Le réseau 5G deviendra en fait le tout premier système à unir l’« Internet des personnes » à l’« Internet des objets », étant donné que les « tours » qui géreront les smartphones, les tablettes et les PC seront les mêmes qui géreront les hôpitaux, la circulation, les réseaux électriques, les aéroports, etc. Roberto Missana, Directeur des ventes de Huawei Italia, explique cela très bien.
Aux mains de personnes malintentionnées, la très bénéfique technologie 5G pourrait en un instant permettre d’annuler la réservation d’un vol, d’une chambre d’hôtel ou de l’accès à un événement de toute personne qui déplaît à Pékin, ou plus grave encore, de saboter le contrôle électronique d’une opération chirurgicale dans un hôpital, de provoquer un accident de la circulation, entre autres. Les États-Unis sont particulièrement préoccupés par le fait que les « tours » 5G pourraient également contrôler les bases militaires. Bref, les préoccupations sont très nombreuses comme on peut le déduire d’une analyse profonde basée sur des données et l’actualité que le journal italien toujours bien informé, Il Foglio, a faite sur le sujet sous le titre évocateur « la guerre mondiale des technologies ». Il est de ce fait fort à propos de réexaminer, à la lumière de cet avenir orwellien, ce qui est pour certains « seulement » une guerre commerciale entre les États-Unis et la Chine, et d’expliquer pourquoi il n’est pas anodin de voir tel ou tel autre pays prendre fait et cause « commercialement » pour l’un ou l’autre camp.

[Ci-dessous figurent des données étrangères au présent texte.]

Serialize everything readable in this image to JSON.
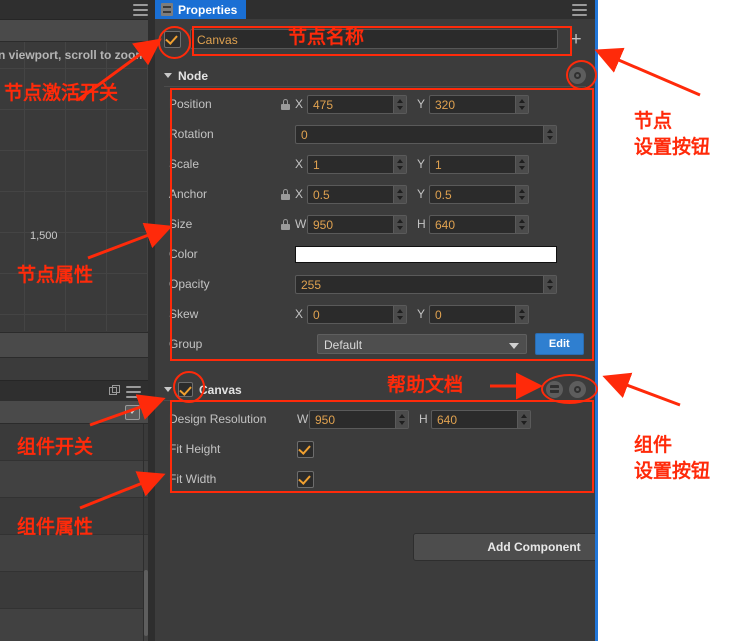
{
  "window": {
    "title": "Cocos Creator Properties Panel"
  },
  "left_panel": {
    "viewport_hint": "n viewport, scroll to zoom.",
    "ruler_tick": "1,500",
    "top_menu_icon": "hamburger-icon",
    "panel2_icons": [
      "copy-icon",
      "hamburger-icon"
    ],
    "panel3_icon": "dropdown-box-icon"
  },
  "properties_panel": {
    "tab": {
      "label": "Properties",
      "icon": "list-icon"
    },
    "menu_icon": "hamburger-icon",
    "node_name": {
      "value": "Canvas",
      "enabled": true
    },
    "add_icon": "plus-icon",
    "node_section": {
      "title": "Node",
      "settings_icon": "gear-icon",
      "rows": [
        {
          "label": "Position",
          "locked": true,
          "fields": [
            {
              "axis": "X",
              "value": "475"
            },
            {
              "axis": "Y",
              "value": "320"
            }
          ]
        },
        {
          "label": "Rotation",
          "locked": false,
          "fields": [
            {
              "axis": "",
              "value": "0"
            }
          ]
        },
        {
          "label": "Scale",
          "locked": false,
          "fields": [
            {
              "axis": "X",
              "value": "1"
            },
            {
              "axis": "Y",
              "value": "1"
            }
          ]
        },
        {
          "label": "Anchor",
          "locked": true,
          "fields": [
            {
              "axis": "X",
              "value": "0.5"
            },
            {
              "axis": "Y",
              "value": "0.5"
            }
          ]
        },
        {
          "label": "Size",
          "locked": true,
          "fields": [
            {
              "axis": "W",
              "value": "950"
            },
            {
              "axis": "H",
              "value": "640"
            }
          ]
        },
        {
          "label": "Color",
          "locked": false,
          "swatch": "#ffffff"
        },
        {
          "label": "Opacity",
          "locked": false,
          "fields": [
            {
              "axis": "",
              "value": "255"
            }
          ]
        },
        {
          "label": "Skew",
          "locked": false,
          "fields": [
            {
              "axis": "X",
              "value": "0"
            },
            {
              "axis": "Y",
              "value": "0"
            }
          ]
        },
        {
          "label": "Group",
          "locked": false,
          "select": "Default",
          "button": "Edit"
        }
      ]
    },
    "canvas_component": {
      "title": "Canvas",
      "enabled": true,
      "help_icon": "book-icon",
      "settings_icon": "gear-icon",
      "rows": [
        {
          "label": "Design Resolution",
          "fields": [
            {
              "axis": "W",
              "value": "950"
            },
            {
              "axis": "H",
              "value": "640"
            }
          ]
        },
        {
          "label": "Fit Height",
          "checked": true
        },
        {
          "label": "Fit Width",
          "checked": true
        }
      ]
    },
    "add_component_button": "Add Component"
  },
  "annotations": [
    {
      "id": "node-active-switch",
      "text": "节点激活开关"
    },
    {
      "id": "node-name",
      "text": "节点名称"
    },
    {
      "id": "node-settings-button",
      "text_line1": "节点",
      "text_line2": "设置按钮"
    },
    {
      "id": "node-properties",
      "text": "节点属性"
    },
    {
      "id": "component-switch",
      "text": "组件开关"
    },
    {
      "id": "help-doc",
      "text": "帮助文档"
    },
    {
      "id": "component-settings-button",
      "text_line1": "组件",
      "text_line2": "设置按钮"
    },
    {
      "id": "component-properties",
      "text": "组件属性"
    }
  ],
  "colors": {
    "accent_blue": "#1a6fd4",
    "value_orange": "#e0a250",
    "annotation_red": "#ff2a0a",
    "panel_bg": "#3c3c3c"
  }
}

D’abord l’Australie et la Nouvelle-Zélande, et ensuite l’Allemagne et la Grande-Bretagne, il y a de cela quelques jours, ont interdit l’utilisation des technologies que Huawei s’apprêtait à déployer en vue de l’installation de la 5G. BT Group, c’est-à-dire l’ancien British Telecom, a même décidé d’exclure Huawei de son principal réseau 4G.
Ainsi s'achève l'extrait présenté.